E proprio per questo disordine morale che nel 1612 l’arciduca Ferdinando in una lettera inviata da Graz rimproverò a monsignor Luca Del Mestri, arcidiacono e pievano di Cormons, che “nella borgata di Cormons (…) non si curi, anzitutto spiritualmente, il timor di Dio, poi anche secolarmente la obbedienza alle leggi(…)
La giustizia viene poco rispettata e gli assassinii ed omicidi così frequenti, che in due anni vennero commessi più di venti”.
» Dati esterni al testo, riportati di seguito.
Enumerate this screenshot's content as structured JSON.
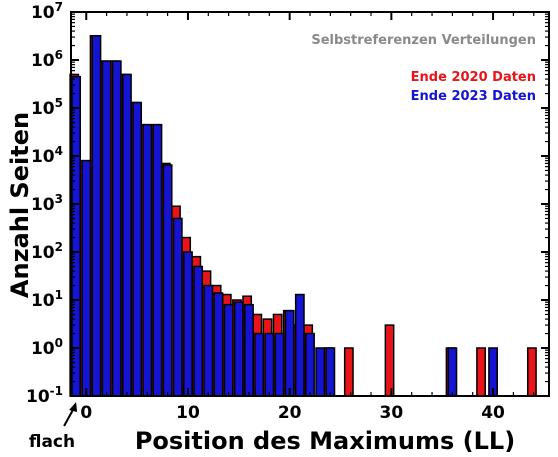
{
  "chart_data": {
    "type": "bar",
    "title": "Selbstreferenzen Verteilungen",
    "xlabel": "Position des Maximums (LL)",
    "ylabel": "Anzahl Seiten",
    "yscale": "log",
    "ylim": [
      0.1,
      10000000
    ],
    "xlim": [
      -1.5,
      45.5
    ],
    "x_ticks": [
      0,
      10,
      20,
      30,
      40
    ],
    "y_ticks": [
      {
        "base": "10",
        "exp": "-1",
        "value": 0.1
      },
      {
        "base": "10",
        "exp": "0",
        "value": 1
      },
      {
        "base": "10",
        "exp": "1",
        "value": 10
      },
      {
        "base": "10",
        "exp": "2",
        "value": 100
      },
      {
        "base": "10",
        "exp": "3",
        "value": 1000
      },
      {
        "base": "10",
        "exp": "4",
        "value": 10000
      },
      {
        "base": "10",
        "exp": "5",
        "value": 100000
      },
      {
        "base": "10",
        "exp": "6",
        "value": 1000000
      },
      {
        "base": "10",
        "exp": "7",
        "value": 10000000
      }
    ],
    "annotation": "flach",
    "annotation_target_x": -1,
    "legend_position": "top-right",
    "series": [
      {
        "name": "Ende 2020 Daten",
        "color": "#e8141a",
        "x": [
          -1,
          0,
          1,
          2,
          3,
          4,
          5,
          6,
          7,
          8,
          9,
          10,
          11,
          12,
          13,
          14,
          15,
          16,
          17,
          18,
          19,
          20,
          21,
          22,
          24,
          26,
          30,
          36,
          39,
          44
        ],
        "values": [
          500000,
          8000,
          3200000,
          950000,
          950000,
          500000,
          130000,
          45000,
          45000,
          7000,
          900,
          200,
          80,
          40,
          20,
          13,
          10,
          12,
          5,
          4,
          5,
          6,
          3,
          3,
          1,
          1,
          3,
          1,
          1,
          1
        ]
      },
      {
        "name": "Ende 2023 Daten",
        "color": "#1414d2",
        "x": [
          -1,
          0,
          1,
          2,
          3,
          4,
          5,
          6,
          7,
          8,
          9,
          10,
          11,
          12,
          13,
          14,
          15,
          16,
          17,
          18,
          19,
          20,
          21,
          22,
          23,
          24,
          36,
          40
        ],
        "values": [
          450000,
          8000,
          3200000,
          950000,
          950000,
          500000,
          130000,
          45000,
          45000,
          6500,
          500,
          100,
          50,
          20,
          14,
          8,
          9,
          8,
          2,
          2,
          2,
          6,
          13,
          2,
          1,
          1,
          1,
          1
        ]
      }
    ]
  }
}
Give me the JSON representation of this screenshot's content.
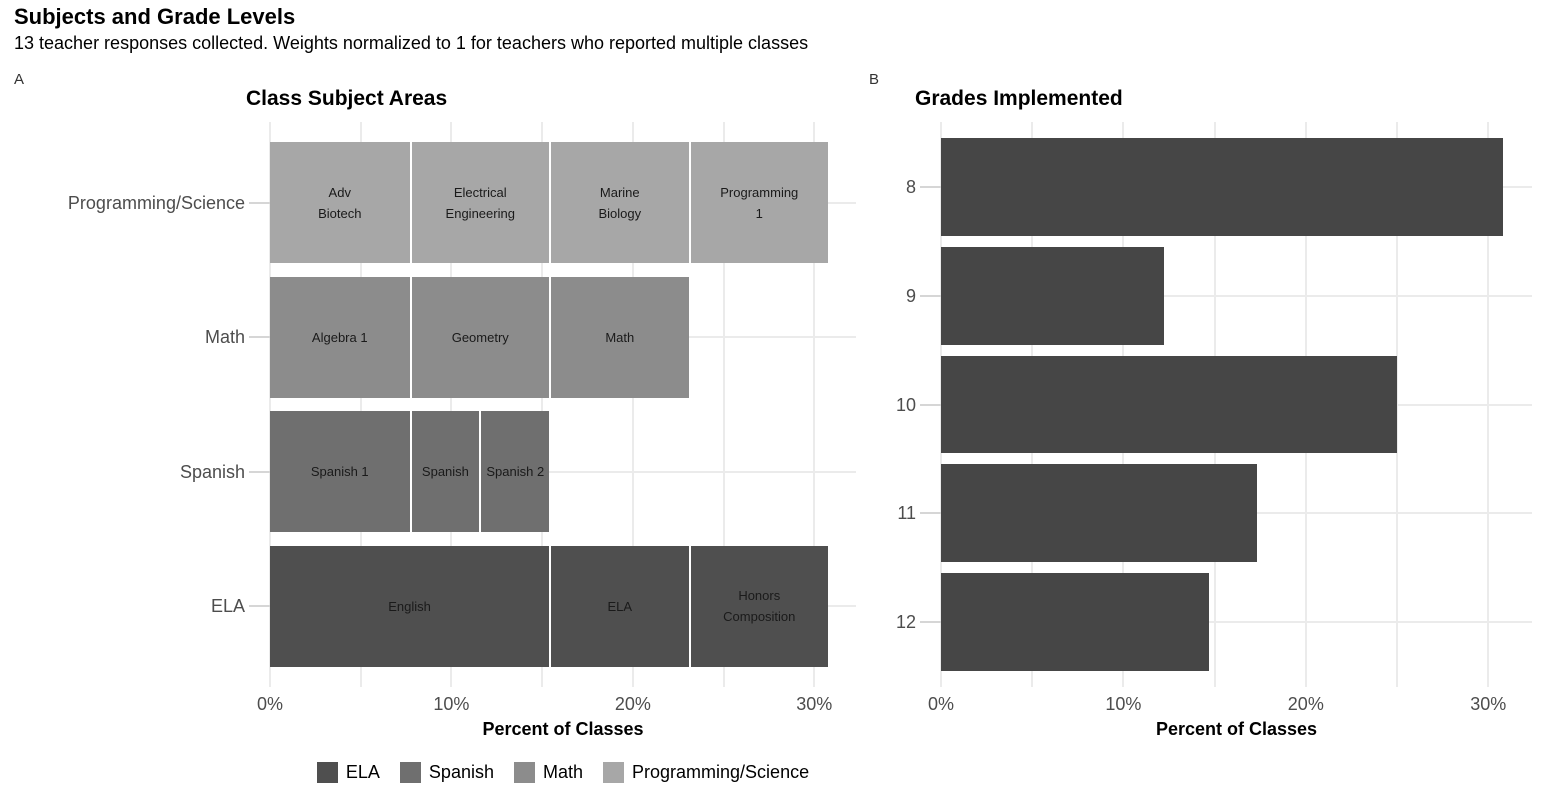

La risposta di mons. Del Mestri non si fece attendere e due anni più tardi chiamò a Cormons i Cappuccini, il cui ordine era già presente da alcuni anni a Gorizia.
I francescani, a causa delle Guerre gradiscane, poterono insediarsi nella cittadina collinare solamente a metà degli anni Venti e la nuova chiesa, dedicata alla Madonna di Loreto, venne consacrata nel 1627.
I Cappuccini, che si dedicarono in modo particolare alla predicazione e tramite la questua, incontravano la gente, rimasero a Cormons fino al 1785, quando Giuseppe II soppresse il convento.
Nel libro emerge anche il conflitto tra il Patriarcato di Aquileia e gli Asburgo, che effettuavano un controllo anche in materia religiosa e di questo ne risentiva il clero della Contea di Gorizia, abbandonato a sé stesso, scarsamente disciplinato tanto che la stragrande maggioranza di sacerdoti viveva il concubinato come accertarono le visite pastorali effettuate dall’abate Porcia e anche dai patriarchi.
E proprio la differente legislazione tra il Patriarcato e l’Austria portò a metà dei Seicento alla condanna a morte di due donne cormonesi, accusate di stregoneria e come tali mandate al rogo dal tribunale civile nonostante il tentativo di intervento del Sant’Ufficio.